The inspirational 21-year-old will join more than 2000 staff, students and alumni to have registered for the race as part of The University of Manchester’s Purple Wave on 20 May.
The organisers are bidding to beat last year’s record-breaking total of 2,500 runners, who took part in the 10k run through Central Manchester.
The University will have its own start time, with runners - and run/walkers like Imogen- wearing the purple technical running t-shirts they receive on registration.
She said: “For me, the point is not running the whole way. In fact, I find it quite difficult, which is why I use a combination of running and walking. But nevertheless, I think it will take me 1 hour 15 to 1 hour 20 to get around.”
The student, who trains three times a week up to an impressive 5 miles each session, is not new to sport and fitness.

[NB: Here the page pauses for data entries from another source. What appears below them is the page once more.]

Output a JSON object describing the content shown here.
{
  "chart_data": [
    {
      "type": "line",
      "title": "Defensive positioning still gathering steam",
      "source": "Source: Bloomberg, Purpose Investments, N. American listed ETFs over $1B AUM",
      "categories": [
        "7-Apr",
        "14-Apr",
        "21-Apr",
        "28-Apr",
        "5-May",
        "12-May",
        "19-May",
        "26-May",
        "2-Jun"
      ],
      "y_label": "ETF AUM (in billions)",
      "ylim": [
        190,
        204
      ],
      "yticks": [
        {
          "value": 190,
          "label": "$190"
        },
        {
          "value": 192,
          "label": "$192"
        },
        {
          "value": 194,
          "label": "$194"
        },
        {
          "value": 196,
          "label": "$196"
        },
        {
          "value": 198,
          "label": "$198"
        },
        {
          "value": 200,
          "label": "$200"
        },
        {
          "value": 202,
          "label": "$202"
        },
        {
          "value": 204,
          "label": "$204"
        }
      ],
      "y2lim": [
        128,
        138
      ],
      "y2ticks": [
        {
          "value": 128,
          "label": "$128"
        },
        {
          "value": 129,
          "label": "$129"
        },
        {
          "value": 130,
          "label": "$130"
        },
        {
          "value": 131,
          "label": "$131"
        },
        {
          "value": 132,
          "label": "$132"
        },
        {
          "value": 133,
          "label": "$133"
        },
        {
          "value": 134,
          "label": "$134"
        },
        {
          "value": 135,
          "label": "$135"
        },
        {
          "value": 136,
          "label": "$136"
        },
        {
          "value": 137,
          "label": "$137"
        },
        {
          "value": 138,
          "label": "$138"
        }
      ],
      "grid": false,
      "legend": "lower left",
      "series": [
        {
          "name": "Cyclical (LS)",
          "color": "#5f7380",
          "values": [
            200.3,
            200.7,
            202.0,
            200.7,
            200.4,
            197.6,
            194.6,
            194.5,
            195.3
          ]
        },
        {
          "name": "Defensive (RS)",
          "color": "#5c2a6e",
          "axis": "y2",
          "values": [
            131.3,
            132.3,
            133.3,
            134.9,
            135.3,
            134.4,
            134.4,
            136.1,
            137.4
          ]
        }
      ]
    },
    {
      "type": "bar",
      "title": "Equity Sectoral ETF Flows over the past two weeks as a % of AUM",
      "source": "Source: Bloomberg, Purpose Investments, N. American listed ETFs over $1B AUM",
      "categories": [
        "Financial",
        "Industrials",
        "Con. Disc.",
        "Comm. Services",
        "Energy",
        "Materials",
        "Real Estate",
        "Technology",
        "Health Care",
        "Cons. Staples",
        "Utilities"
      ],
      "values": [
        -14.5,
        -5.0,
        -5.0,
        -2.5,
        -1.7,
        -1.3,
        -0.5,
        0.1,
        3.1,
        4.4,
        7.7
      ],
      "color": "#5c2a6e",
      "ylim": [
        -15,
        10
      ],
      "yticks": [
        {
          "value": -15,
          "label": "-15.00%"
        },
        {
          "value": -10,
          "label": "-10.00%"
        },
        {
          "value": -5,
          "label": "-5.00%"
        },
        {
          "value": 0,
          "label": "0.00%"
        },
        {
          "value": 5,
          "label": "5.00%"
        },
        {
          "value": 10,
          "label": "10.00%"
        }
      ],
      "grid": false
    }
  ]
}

She said: “For me keeping fit is important because allows you experience things you would not be able to otherwise, like hiking down the Grand Canyon.
“Helicopters are no longer allowed to fly down to the Colorado River, so without being physically able to hike the south face of the Grand Canyon, I would never have comprehended the true size of the river.”
At school, she was a keen swimmer, competing in the breaststroke and coming third in the Worcester County Age Group Championships aged 14.
Shortly after giving up swimming, she decided to run/walk the Birmingham Half marathon in 2014, raising money for the Adult Congenital Heart unit at Birmingham Queen Elizabeth Hospital.
She finished in an amazing three hours. And in the same year she completed her Gold Duke of Edinburgh Award.
She added: “It does not always come easily. At the time of my Duke of Edinburgh expedition, my heart valve was severely leaky and my ventricle enlarged. I had to carry 15 kilos over some of the highest mountains in Snowdonia.
“I was the slowest in our group. So slow we were branded the ‘slowest group ever’ by our assessor. But I did it. On another occasion we cancelled a family trip that had planned hikes around the Himalayan basin and to Everest Base Camp .”
Her advice to others who want to take part: “It does not matter how slow you go. Do it for yourself and the opportunities you will be able to take up because of it. Running and exercise is amazing. It’s so good for your physical and mental health.”